Mr. Martínez was indelibly linked to a crime that set in motion the downfall of a president. “I wanted to topple Castro, and unfortunately I toppled the president who was helping us, Richard Nixon,” Mr. Martínez said in an interview with the Spanish newspaper El Mundo in 2009.

Mr. Martínez, who was said to have infiltrated Cuba hundreds of times on C.I.A. missions to plant anti-Castro agents there or extract vulnerable Cubans, was one of four operatives recruited in 1972 to burglarize the headquarters of the Democratic National Committee at the Watergate complex in Washington. He said he had been enlisted by E. Howard Hunt, a White House operative and another Bay of Pigs veteran and C.I.A. alumnus.

By Mr. Martínez’s account, the burglars were instructed to search for proof that Castro was subsidizing the campaign of Nixon’s Democratic rival for re-election, Senator George S. McGovern.

On June 17, 1972, on their second foray into the Watergate offices, to fix problematic listening devices that they had planted weeks earlier, according to the authorities, they caught the attention of an alert security guard, who notified the police.

In January 1973 four of the five burglars — members of the so-called plumbers, an informal White House team assigned to plug information leaks — pleaded guilty so as to avoid revealing details of the bungled operation. They were convicted of conspiracy, theft and wiretapping.

The others, also Cuban-born, were Bernard L. Barker, a former Miami real estate agent and C.I.A. operative, who died in 2009; Virgilio González, a Miami locksmith, who died in 2014; and Frank A. Sturgis, a soldier of fortune, who died in 1993. (In 1971, the four had taken part in the break-in at the Los Angeles office of the psychiatrist of Daniel Ellsberg, the former Defense Department analyst who disclosed the Pentagon papers to the press.)

Each of the four served about 15 months in prison. Mr. Hunt served about 31 months.

They were led by James W. McCord Jr., a security coordinator for the Nixon campaign whose confession to the judge just before his sentencing precipitated the revelations of White House crimes and cover-ups that culminated in Nixon’s resignation in 1974. For aiding prosecutors in pursuing senior presidential aides in the scandal, Mr. McCord had his one-to-five-year sentence cut to less than four months.
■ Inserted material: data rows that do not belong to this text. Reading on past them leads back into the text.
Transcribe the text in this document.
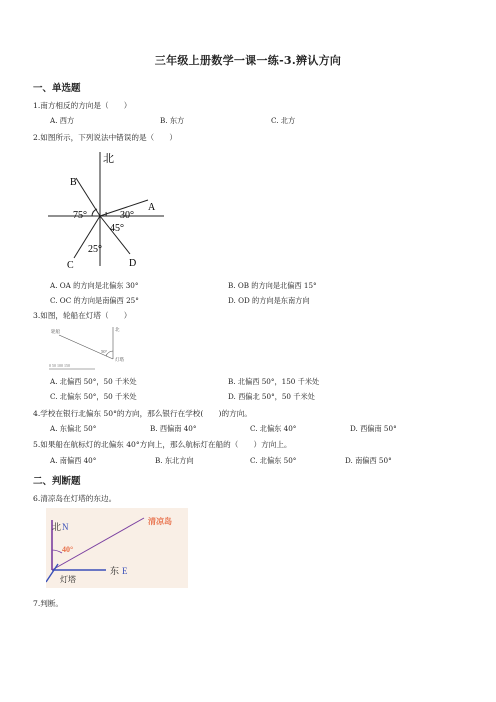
三年级上册数学一课一练-3.辨认方向
一、单选题
1.南方相反的方向是（　　）
A. 西方	B. 东方	C. 北方
2.如图所示，下列说法中错误的是（　　）
北
B
A
C	D
75°	30°
45°
25°
A. OA 的方向是北偏东 30°	B. OB 的方向是北偏西 15°
C. OC 的方向是南偏西 25°	D. OD 的方向是东南方向
3.如图，轮船在灯塔（　　）
轮船	北
50°
灯塔
0 50 100 150
A. 北偏西 50°，50 千米处	B. 北偏西 50°，150 千米处
C. 北偏东 50°，50 千米处	D. 西偏北 50°，50 千米处
4.学校在银行北偏东 50°的方向，那么银行在学校(　　)的方向。
A. 东偏北 50°	B. 西偏南 40°	C. 北偏东 40°	D. 西偏南 50°
5.如果船在航标灯的北偏东 40°方向上，那么航标灯在船的（　　）方向上。
A. 南偏西 40°	B. 东北方向	C. 北偏东 50°	D. 南偏西 50°
二、判断题
6.清凉岛在灯塔的东边。
北 N
清凉岛
40°
灯塔
东 E
7.判断。
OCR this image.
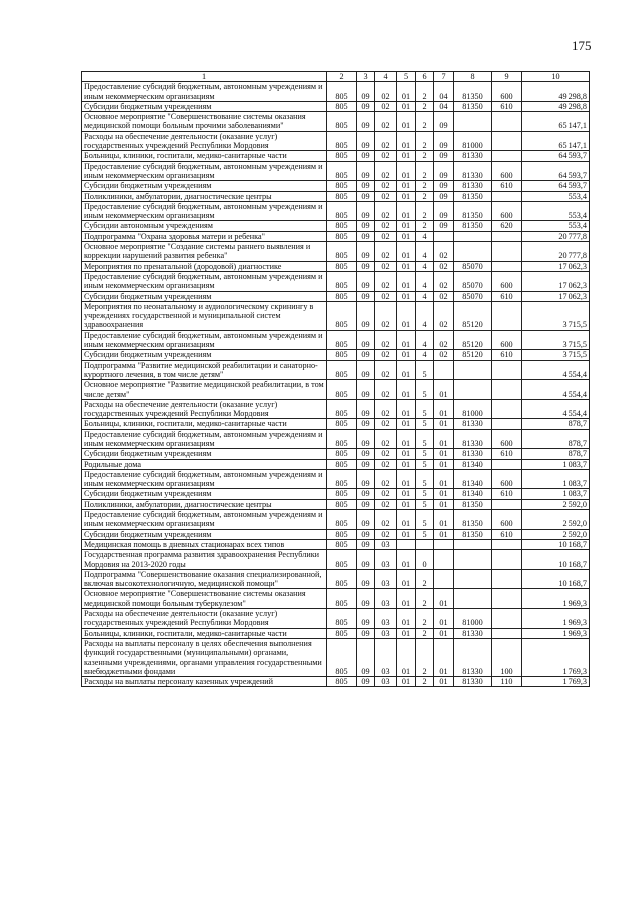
175
1	2	3	4	5	6	7	8	9	10
Предоставление субсидий бюджетным, автономным учреждениям и иным некоммерческим организациям	805	09	02	01	2	04	81350	600	49 298,8
Субсидии бюджетным учреждениям	805	09	02	01	2	04	81350	610	49 298,8
Основное мероприятие "Совершенствование системы оказания медицинской помощи больным прочими заболеваниями"	805	09	02	01	2	09			65 147,1
Расходы на обеспечение деятельности (оказание услуг) государственных учреждений Республики Мордовия	805	09	02	01	2	09	81000		65 147,1
Больницы, клиники, госпитали, медико-санитарные части	805	09	02	01	2	09	81330		64 593,7
Предоставление субсидий бюджетным, автономным учреждениям и иным некоммерческим организациям	805	09	02	01	2	09	81330	600	64 593,7
Субсидии бюджетным учреждениям	805	09	02	01	2	09	81330	610	64 593,7
Поликлиники, амбулатории, диагностические центры	805	09	02	01	2	09	81350		553,4
Предоставление субсидий бюджетным, автономным учреждениям и иным некоммерческим организациям	805	09	02	01	2	09	81350	600	553,4
Субсидии автономным учреждениям	805	09	02	01	2	09	81350	620	553,4
Подпрограмма "Охрана здоровья матери и ребенка"	805	09	02	01	4				20 777,8
Основное мероприятие "Создание системы раннего выявления и коррекции нарушений развития ребенка"	805	09	02	01	4	02			20 777,8
Мероприятия по пренатальной (дородовой) диагностике	805	09	02	01	4	02	85070		17 062,3
Предоставление субсидий бюджетным, автономным учреждениям и иным некоммерческим организациям	805	09	02	01	4	02	85070	600	17 062,3
Субсидии бюджетным учреждениям	805	09	02	01	4	02	85070	610	17 062,3
Мероприятия по неонатальному и аудиологическому скринингу в учреждениях государственной и муниципальной систем здравоохранения	805	09	02	01	4	02	85120		3 715,5
Предоставление субсидий бюджетным, автономным учреждениям и иным некоммерческим организациям	805	09	02	01	4	02	85120	600	3 715,5
Субсидии бюджетным учреждениям	805	09	02	01	4	02	85120	610	3 715,5
Подпрограмма "Развитие медицинской реабилитации и санаторно-курортного лечения, в том числе детям"	805	09	02	01	5				4 554,4
Основное мероприятие "Развитие медицинской реабилитации, в том числе детям"	805	09	02	01	5	01			4 554,4
Расходы на обеспечение деятельности (оказание услуг) государственных учреждений Республики Мордовия	805	09	02	01	5	01	81000		4 554,4
Больницы, клиники, госпитали, медико-санитарные части	805	09	02	01	5	01	81330		878,7
Предоставление субсидий бюджетным, автономным учреждениям и иным некоммерческим организациям	805	09	02	01	5	01	81330	600	878,7
Субсидии бюджетным учреждениям	805	09	02	01	5	01	81330	610	878,7
Родильные дома	805	09	02	01	5	01	81340		1 083,7
Предоставление субсидий бюджетным, автономным учреждениям и иным некоммерческим организациям	805	09	02	01	5	01	81340	600	1 083,7
Субсидии бюджетным учреждениям	805	09	02	01	5	01	81340	610	1 083,7
Поликлиники, амбулатории, диагностические центры	805	09	02	01	5	01	81350		2 592,0
Предоставление субсидий бюджетным, автономным учреждениям и иным некоммерческим организациям	805	09	02	01	5	01	81350	600	2 592,0
Субсидии бюджетным учреждениям	805	09	02	01	5	01	81350	610	2 592,0
Медицинская помощь в дневных стационарах всех типов	805	09	03						10 168,7
Государственная программа развития здравоохранения Республики Мордовия на 2013-2020 годы	805	09	03	01	0				10 168,7
Подпрограмма "Совершенствование оказания специализированной, включая высокотехнологичную, медицинской помощи"	805	09	03	01	2				10 168,7
Основное мероприятие "Совершенствование системы оказания медицинской помощи больным туберкулезом"	805	09	03	01	2	01			1 969,3
Расходы на обеспечение деятельности (оказание услуг) государственных учреждений Республики Мордовия	805	09	03	01	2	01	81000		1 969,3
Больницы, клиники, госпитали, медико-санитарные части	805	09	03	01	2	01	81330		1 969,3
Расходы на выплаты персоналу в целях обеспечения выполнения функций государственными (муниципальными) органами, казенными учреждениями, органами управления государственными внебюджетными фондами	805	09	03	01	2	01	81330	100	1 769,3
Расходы на выплаты персоналу казенных учреждений	805	09	03	01	2	01	81330	110	1 769,3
In 1977, the four Cuban-born burglars each accepted an out-of-court settlement of $50,000 from the Nixon campaign. They said they had been misled into believing that they had acted with government sanction on behalf of a White House administration that was concerned about American security and sympathetic to Cuban refugees.

In 1983, after his requests for clemency had been rejected by Presidents Gerald R. Ford and Jimmy Carter, Mr. Martínez — who, it turned out, had still been on retainer to the C.I.A. at the time of the Watergate break-in — was pardoned by President Ronald Reagan.
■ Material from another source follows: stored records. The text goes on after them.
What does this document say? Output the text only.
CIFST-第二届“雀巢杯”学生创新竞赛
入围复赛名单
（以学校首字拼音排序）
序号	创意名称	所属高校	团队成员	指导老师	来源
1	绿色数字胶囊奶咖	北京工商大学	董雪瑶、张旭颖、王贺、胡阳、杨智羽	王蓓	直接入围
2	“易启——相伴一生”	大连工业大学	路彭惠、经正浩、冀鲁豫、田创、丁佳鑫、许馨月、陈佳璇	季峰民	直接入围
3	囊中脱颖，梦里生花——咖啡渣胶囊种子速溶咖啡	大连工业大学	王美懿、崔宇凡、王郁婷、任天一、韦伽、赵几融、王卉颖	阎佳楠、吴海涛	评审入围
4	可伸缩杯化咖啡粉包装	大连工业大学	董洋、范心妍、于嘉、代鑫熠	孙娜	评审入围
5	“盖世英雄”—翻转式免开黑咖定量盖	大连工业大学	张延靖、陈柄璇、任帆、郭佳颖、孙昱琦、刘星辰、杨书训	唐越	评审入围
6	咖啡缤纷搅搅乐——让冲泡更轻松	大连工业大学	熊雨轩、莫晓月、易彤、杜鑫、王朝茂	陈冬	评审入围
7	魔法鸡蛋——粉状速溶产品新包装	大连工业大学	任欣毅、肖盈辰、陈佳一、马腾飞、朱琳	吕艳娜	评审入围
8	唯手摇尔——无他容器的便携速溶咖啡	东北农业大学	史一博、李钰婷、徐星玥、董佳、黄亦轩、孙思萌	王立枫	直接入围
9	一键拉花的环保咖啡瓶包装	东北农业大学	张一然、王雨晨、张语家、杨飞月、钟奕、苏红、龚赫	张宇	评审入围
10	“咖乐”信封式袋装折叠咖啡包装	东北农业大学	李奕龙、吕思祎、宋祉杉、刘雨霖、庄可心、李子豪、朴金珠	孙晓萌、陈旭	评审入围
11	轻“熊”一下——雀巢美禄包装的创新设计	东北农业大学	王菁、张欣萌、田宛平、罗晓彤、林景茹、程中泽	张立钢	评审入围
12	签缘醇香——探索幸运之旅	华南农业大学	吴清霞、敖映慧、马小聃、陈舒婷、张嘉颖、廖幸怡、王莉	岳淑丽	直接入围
The pardon, which was granted because Mr. Martínez had been regarded as the least culpable of the defendants, restored his right to vote. Despite the ordeal, he prided himself on one Watergate keepsake — a golden lucky clover inscribed, in Spanish, with the words “Good luck, Richard Nixon.”
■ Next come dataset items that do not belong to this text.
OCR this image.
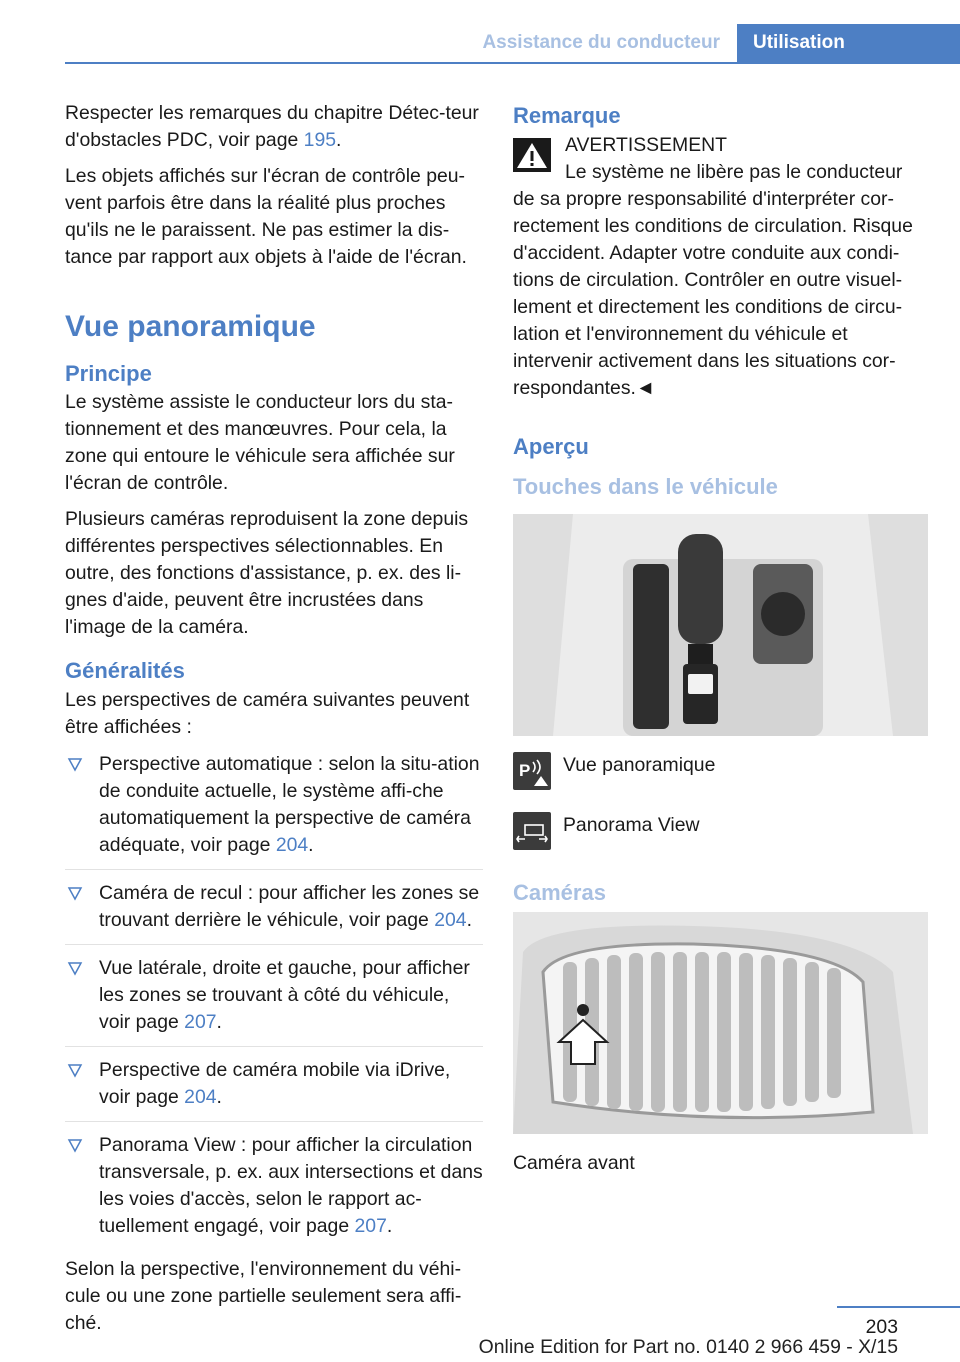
Assistance du conducteur	Utilisation

Respecter les remarques du chapitre Détec-teur d'obstacles PDC, voir page 195.

Les objets affichés sur l'écran de contrôle peu-vent parfois être dans la réalité plus proches qu'ils ne le paraissent. Ne pas estimer la dis-tance par rapport aux objets à l'aide de l'écran.

Vue panoramique
Principe

Le système assiste le conducteur lors du sta-tionnement et des manœuvres. Pour cela, la zone qui entoure le véhicule sera affichée sur l'écran de contrôle.

Plusieurs caméras reproduisent la zone depuis différentes perspectives sélectionnables. En outre, des fonctions d'assistance, p. ex. des li-gnes d'aide, peuvent être incrustées dans l'image de la caméra.

Généralités

Les perspectives de caméra suivantes peuvent être affichées :

Perspective automatique : selon la situ-ation de conduite actuelle, le système affi-che automatiquement la perspective de caméra adéquate, voir page 204.
Caméra de recul : pour afficher les zones se trouvant derrière le véhicule, voir page 204.
Vue latérale, droite et gauche, pour afficher les zones se trouvant à côté du véhicule, voir page 207.
Perspective de caméra mobile via iDrive, voir page 204.
Panorama View : pour afficher la circulation transversale, p. ex. aux intersections et dans les voies d'accès, selon le rapport ac-tuellement engagé, voir page 207.

Selon la perspective, l'environnement du véhi-cule ou une zone partielle seulement sera affi-ché.

Remarque
AVERTISSEMENT
Le système ne libère pas le conducteur
de sa propre responsabilité d'interpréter cor-rectement les conditions de circulation. Risque d'accident. Adapter votre conduite aux condi-tions de circulation. Contrôler en outre visuel-lement et directement les conditions de circu-lation et l'environnement du véhicule et intervenir activement dans les situations cor-respondantes.◄
Aperçu
Touches dans le véhicule
P Vue panoramique
Panorama View
Caméras

Caméra avant

203
Online Edition for Part no. 0140 2 966 459 - X/15
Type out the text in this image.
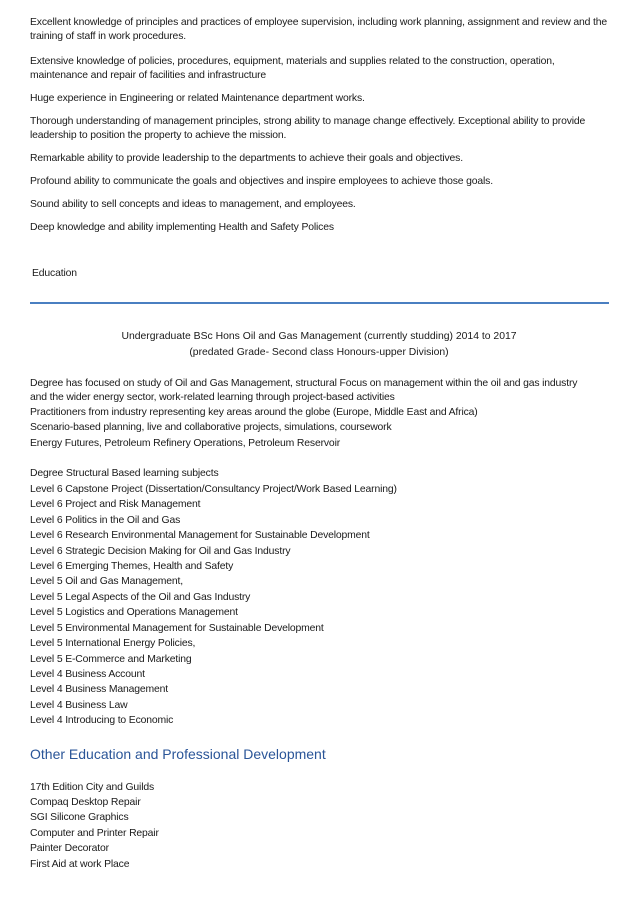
Excellent knowledge of principles and practices of employee supervision, including work planning, assignment and review and the training of staff in work procedures.

Extensive knowledge of policies, procedures, equipment, materials and supplies related to the construction, operation, maintenance and repair of facilities and infrastructure

Huge experience in Engineering or related Maintenance department works.

Thorough understanding of management principles, strong ability to manage change effectively. Exceptional ability to provide leadership to position the property to achieve the mission.

Remarkable ability to provide leadership to the departments to achieve their goals and objectives.

Profound ability to communicate the goals and objectives and inspire employees to achieve those goals.

Sound ability to sell concepts and ideas to management, and employees.

Deep knowledge and ability implementing Health and Safety Polices

Education

Undergraduate BSc Hons Oil and Gas Management (currently studding) 2014 to 2017

(predated Grade- Second class Honours-upper Division)

Degree has focused on study of Oil and Gas Management, structural Focus on management within the oil and gas industry

and the wider energy sector, work-related learning through project-based activities

Practitioners from industry representing key areas around the globe (Europe, Middle East and Africa)

Scenario-based planning, live and collaborative projects, simulations, coursework

Energy Futures, Petroleum Refinery Operations, Petroleum Reservoir

Degree Structural Based learning subjects

Level 6 Capstone Project (Dissertation/Consultancy Project/Work Based Learning)

Level 6 Project and Risk Management

Level 6 Politics in the Oil and Gas

Level 6 Research Environmental Management for Sustainable Development

Level 6 Strategic Decision Making for Oil and Gas Industry

Level 6 Emerging Themes, Health and Safety

Level 5 Oil and Gas Management,

Level 5 Legal Aspects of the Oil and Gas Industry

Level 5 Logistics and Operations Management

Level 5 Environmental Management for Sustainable Development

Level 5 International Energy Policies,

Level 5 E-Commerce and Marketing

Level 4 Business Account

Level 4 Business Management

Level 4 Business Law

Level 4 Introducing to Economic

Other Education and Professional Development

17th Edition City and Guilds

Compaq Desktop Repair

SGI Silicone Graphics

Computer and Printer Repair

Painter Decorator

First Aid at work Place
Eugenio Rolando Martínez Careaga was born on July 7, 1922, in what is now the province of Artemisa in western Cuba. Before Castro’s rise he was exiled as a critic of the dictator Fulgencio Batista. He later returned to Cuba but left again in 1959 for opposing Castro’s newly installed regime.

“My mother and father were not allowed to leave Cuba,” he wrote in a reminiscence published in Harper’s Magazine in 1974. “It would have been easy for me to get them out. That was my specialty. But my bosses in the Company — the C.I.A. — said I might get caught and tortured, and if I talked I might jeopardize other operations. So my mother and father died in Cuba. That is how orders go. I follow the orders.”